Big names at the Baldy Center
Theorists and Jurists Series brings top minds to UB Law
An ambitious initiative of the Baldy Center for Law and Social Policy is putting some of the best-known and most well-respected figures in law and humanities before UB Law audiences.
The Theorists and Jurists Series, new this spring semester, includes lectures by several such leading scholars. The participants are chosen by a faculty committee, and invitations have been extended to major theorists in such far-flung fields as urban planning, philosophy and anthropology, as well as to renowned jurists including U.S. Supreme Court justices.
"UB is a world-class institution," says Professor Rebecca R. French, Baldy Center director."At the Baldy Center, we would like to bring world-class scholars in to present their ideas to the University, Law School and social sciences communities.
"The goal is to have the great thinkers here – people who are capable of changing the way we think about the world, the way we think about ideas and the way we think about ourselves." The spring semester lineup of the Theorists and Jurists Series includes appearances by three well-known figures:

Michael Taussig, professor of anthropology at Columbia University
March 17, "Normativity of Law," Jules L. Coleman, professor of jurisprudence and philosophy at Yale Law School.
On March 18, Professor Coleman also discussed "The Accountability Theory of Tort Law." Educated at Brooklyn College and with a Ph.D. in philosophy from Rockefeller University and an MSL from Yale Law School, Coleman teaches in the areas of philosophy of law; torts law; law, language and truth; political philosophy; and rational choice. His books include Hart's Postscript: The Practice of Principle and Oxford Handbook of Jurisprudence and the Philosophy of Law.
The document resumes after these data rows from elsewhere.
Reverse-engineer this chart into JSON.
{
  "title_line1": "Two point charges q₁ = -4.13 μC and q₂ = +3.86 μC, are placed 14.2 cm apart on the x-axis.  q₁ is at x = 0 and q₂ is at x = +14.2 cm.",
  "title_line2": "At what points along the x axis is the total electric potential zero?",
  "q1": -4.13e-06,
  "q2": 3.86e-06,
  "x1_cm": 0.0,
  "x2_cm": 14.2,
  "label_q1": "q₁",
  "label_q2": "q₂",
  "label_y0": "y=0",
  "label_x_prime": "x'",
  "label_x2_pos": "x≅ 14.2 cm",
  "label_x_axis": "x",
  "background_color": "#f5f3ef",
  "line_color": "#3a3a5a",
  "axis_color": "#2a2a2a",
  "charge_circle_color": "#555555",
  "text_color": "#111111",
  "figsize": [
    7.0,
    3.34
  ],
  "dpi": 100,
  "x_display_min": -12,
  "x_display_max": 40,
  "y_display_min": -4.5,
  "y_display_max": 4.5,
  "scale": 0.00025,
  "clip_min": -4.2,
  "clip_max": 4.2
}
April 9, "The Yagé Tapes: Shamanism and Intellectual Property in Colombia," Michael Taussig, professor of anthropology at Columbia University.
Taussig, who has a medical degree from the University of Sydney and a doctorate in anthropology from the London School of Economics, is best-known for his work on Marx's concept of commodity fetishism – the idea in some societies that commodities have inherent value, rather than acquiring value through labor. Taussig's fieldwork in South America, especially Colombia and Bolivia, has been widely read and discussed.
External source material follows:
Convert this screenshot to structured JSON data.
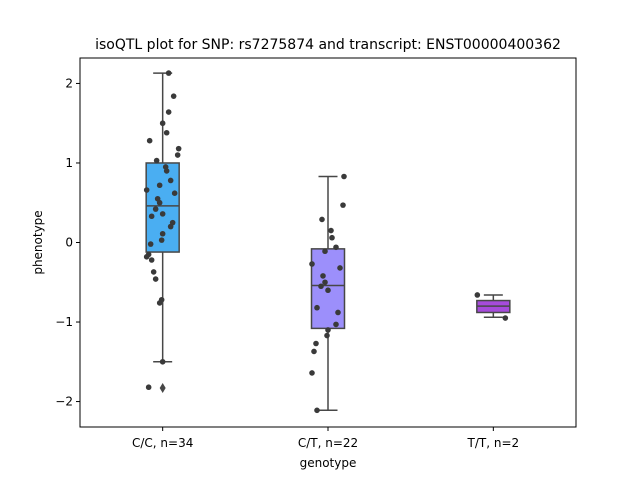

April 24, "Housing Rights and Historical Wrongs: Gentrification and Neoliberalism, From the Eternal City to the City of Angels," Michael Herzfeld, professor of anthropology at Harvard University.
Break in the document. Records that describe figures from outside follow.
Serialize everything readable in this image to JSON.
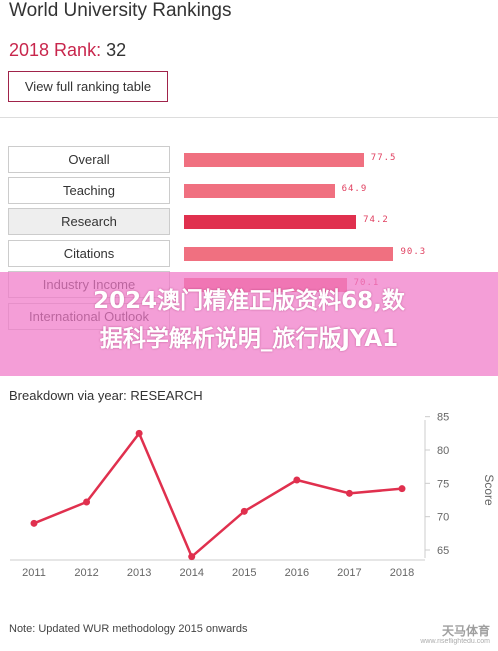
{
  "header": {
    "title": "World University Rankings",
    "rank_label": "2018 Rank:",
    "rank_value": "32",
    "view_button": "View full ranking table"
  },
  "metrics": [
    {
      "label": "Overall",
      "value": 77.5,
      "value_text": "77.5",
      "active": false
    },
    {
      "label": "Teaching",
      "value": 64.9,
      "value_text": "64.9",
      "active": false
    },
    {
      "label": "Research",
      "value": 74.2,
      "value_text": "74.2",
      "active": true
    },
    {
      "label": "Citations",
      "value": 90.3,
      "value_text": "90.3",
      "active": false
    },
    {
      "label": "Industry Income",
      "value": 70.1,
      "value_text": "70.1",
      "active": false
    },
    {
      "label": "International Outlook",
      "value": 0,
      "value_text": "",
      "active": false
    }
  ],
  "overlay": {
    "line1": "2024澳门精准正版资料68,数",
    "line2": "据科学解析说明_旅行版JYA1"
  },
  "breakdown_title": "Breakdown via year: RESEARCH",
  "note": "Note: Updated WUR methodology 2015 onwards",
  "watermark": "天马体育",
  "watermark_sub": "www.riseflightedu.com",
  "colors": {
    "accent": "#e0304e",
    "bar": "#f07080",
    "brand": "#a0234a"
  },
  "chart_data": {
    "type": "line",
    "title": "Breakdown via year: RESEARCH",
    "x": [
      "2011",
      "2012",
      "2013",
      "2014",
      "2015",
      "2016",
      "2017",
      "2018"
    ],
    "values": [
      69.0,
      72.2,
      82.5,
      64.0,
      70.8,
      75.5,
      73.5,
      74.2
    ],
    "ylabel": "Score",
    "ylim": [
      62,
      86
    ],
    "yticks": [
      65,
      70,
      75,
      80,
      85
    ],
    "grid": false
  }
}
Herzfeld, one of the world's premier social anthropologists, specializes in the ethnography of Europe (especially Greece and Italy) and of Thailand. His most recent project is a documentary film, Monti Moments: Men's Memories in the Heart of Rome, an intimate portrait of social change in a rapidly gentrifying neighborhood in the Italian capital. He drew on his research for that film in this discussion of the effects of gentrification in Rome and Los Angeles.